Most people who are hurt by snakes are hurt while trying to harm the snake.
There's a lesson there if we can only learn.

Did it work?

Good thing St. Patrick wasn't related to this guy.

David Eddings, the fantasy author, once decided to flush out his gas tank with water. Then he was worried that the puddles might be flammable, so he lit a match. Yeah, the car and part of his house, and all his manuscripts.

The only problem with copperheads is that due to their camouflage, they are often stepped on by accident, provoking bites.

He should move to Flathead County. He'd fit right in.

Maybe someone should try this in the Everglades. What could go wrong?

It is heartening to this biologist to see some snake appreciation on the blog.
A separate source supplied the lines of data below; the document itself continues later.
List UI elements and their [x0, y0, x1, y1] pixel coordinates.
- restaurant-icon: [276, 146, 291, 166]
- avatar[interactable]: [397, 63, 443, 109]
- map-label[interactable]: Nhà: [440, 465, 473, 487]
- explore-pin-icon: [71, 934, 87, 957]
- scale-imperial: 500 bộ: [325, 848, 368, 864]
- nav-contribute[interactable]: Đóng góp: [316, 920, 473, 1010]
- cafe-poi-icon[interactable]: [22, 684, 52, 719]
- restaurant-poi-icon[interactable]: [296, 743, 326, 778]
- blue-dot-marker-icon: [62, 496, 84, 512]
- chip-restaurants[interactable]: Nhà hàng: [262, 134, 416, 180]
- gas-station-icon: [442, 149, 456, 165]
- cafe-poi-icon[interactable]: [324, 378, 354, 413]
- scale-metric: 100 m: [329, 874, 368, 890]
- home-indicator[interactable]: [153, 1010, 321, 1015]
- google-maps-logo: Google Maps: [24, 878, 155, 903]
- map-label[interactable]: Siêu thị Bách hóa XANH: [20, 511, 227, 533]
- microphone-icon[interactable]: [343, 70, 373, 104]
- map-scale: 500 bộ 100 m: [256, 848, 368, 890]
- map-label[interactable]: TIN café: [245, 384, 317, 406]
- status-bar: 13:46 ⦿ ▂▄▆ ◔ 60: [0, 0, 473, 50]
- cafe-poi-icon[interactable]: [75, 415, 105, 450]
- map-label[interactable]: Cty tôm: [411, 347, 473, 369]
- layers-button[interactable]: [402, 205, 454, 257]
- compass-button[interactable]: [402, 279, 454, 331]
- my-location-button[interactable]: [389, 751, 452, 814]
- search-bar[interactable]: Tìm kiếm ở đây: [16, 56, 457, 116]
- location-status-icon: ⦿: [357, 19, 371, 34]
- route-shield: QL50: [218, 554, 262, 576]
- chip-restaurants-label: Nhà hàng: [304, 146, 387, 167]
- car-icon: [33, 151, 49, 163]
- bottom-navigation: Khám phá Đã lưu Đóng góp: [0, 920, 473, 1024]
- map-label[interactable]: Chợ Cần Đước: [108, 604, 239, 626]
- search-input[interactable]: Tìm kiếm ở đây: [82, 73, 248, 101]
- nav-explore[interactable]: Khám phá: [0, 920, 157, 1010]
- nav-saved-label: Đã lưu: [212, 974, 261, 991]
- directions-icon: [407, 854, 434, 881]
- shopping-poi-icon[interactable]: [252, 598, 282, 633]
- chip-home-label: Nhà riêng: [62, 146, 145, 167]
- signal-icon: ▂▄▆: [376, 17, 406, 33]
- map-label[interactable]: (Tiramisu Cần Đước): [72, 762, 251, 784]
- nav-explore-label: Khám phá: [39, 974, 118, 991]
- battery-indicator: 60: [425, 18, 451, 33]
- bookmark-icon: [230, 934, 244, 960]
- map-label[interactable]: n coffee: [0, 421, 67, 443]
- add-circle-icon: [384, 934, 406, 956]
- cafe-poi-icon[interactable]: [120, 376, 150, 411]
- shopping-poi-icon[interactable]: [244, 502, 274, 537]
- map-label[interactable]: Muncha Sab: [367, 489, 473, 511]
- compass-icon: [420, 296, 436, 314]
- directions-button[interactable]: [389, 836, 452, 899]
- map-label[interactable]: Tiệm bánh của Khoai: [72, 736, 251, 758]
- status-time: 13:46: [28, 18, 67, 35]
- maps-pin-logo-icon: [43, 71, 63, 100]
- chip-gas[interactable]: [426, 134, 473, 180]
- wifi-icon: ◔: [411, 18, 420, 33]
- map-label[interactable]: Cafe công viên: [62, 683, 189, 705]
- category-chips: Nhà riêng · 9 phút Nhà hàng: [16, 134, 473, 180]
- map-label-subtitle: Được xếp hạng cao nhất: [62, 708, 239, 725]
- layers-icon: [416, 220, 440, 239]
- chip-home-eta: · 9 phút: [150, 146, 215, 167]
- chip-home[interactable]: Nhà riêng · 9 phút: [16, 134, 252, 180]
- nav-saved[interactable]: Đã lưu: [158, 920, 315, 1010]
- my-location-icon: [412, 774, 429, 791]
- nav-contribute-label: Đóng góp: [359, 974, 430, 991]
They are an ancient, successful and highly diverse group of critters.

Whe I was a kid, I ran over one on my bike. I was barefoot, and it struck at my foor but missed because I was squashing it. Then my neighbor and I had to finish it off. It is basically a 'stealth rattlesnake' with no rattle.

So much for snake appreciation Alien8.

Don't try being nice to a cottonmouth. They will come at you with their mouth open and their fangs out.